<< It seems that manufacturers produce a bunch of identical chips and then sort them by the speed based on their tests. >>
This is exactly what happens.
<< Does anyone know what percentage of them fail? >>
This depends primarily on how big the chip is. As an explanation: imagine that you have a bunch of grains of rice and throw them on a wafer. Then imagine that the wafer is divided into big squares, say 16 total. The odds are fairly high that a grain of rice (a defect) landed in a square because the squares are very large. If you reduce the size of the squares, more of them are likely to be rice-free.
<< And if they do fail, are they thrown out or is there anyway to repair them? >>
Outside of memory (in SRAMs, DRAMS, and in microprocessor caches), it is not impossible to repair them, but it would be a tedious affair with a random defect and would certainly cost many hundreds (if not possibly thousands) of times more than simply manufacturing another. Random defects, except in memory elements, are not repaired. In certain memory structures (DRAMs and microprocessor caches), redudancy is built into the structure and is tested and fuses are blown to kill defective rows.
<< Also, why are the silicon wafers circular? It seems to make more sense to make them into a rectangular figure so less of the area is wasted. >>
This showed up in another current thread and Outersquare had a good reply, but I can't remember the title of the thread.
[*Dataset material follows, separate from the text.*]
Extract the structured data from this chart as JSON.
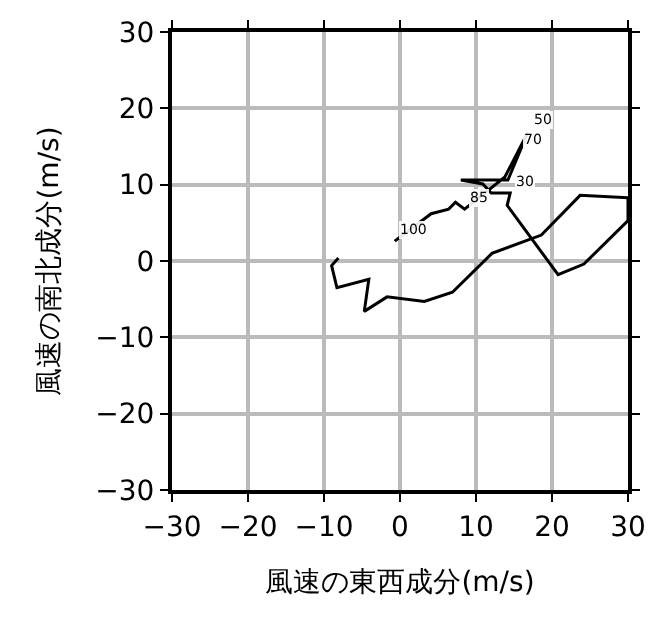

Wafers are circular due to the method by which they are produced. For silicon chips, all of the silicon atoms need to be aligned in the same direction. So not only do you need a very pure material, but everything must line up exactly. It turns out that there's a relatively "easy" way to do this, you take a chunk of aligned silicon and use it as a 'seed', dip it into a vat of silicon at just the right temperature and pull it out very slowly. You end up with something that looks like a silicon sausage. Then you cut the ends off and slice it cleanly into very thin slices which are then wafers. No one has found a way to do this such that the wafers are rectangular and this method is so much easier than other methods that could produce square or rectangular wafers.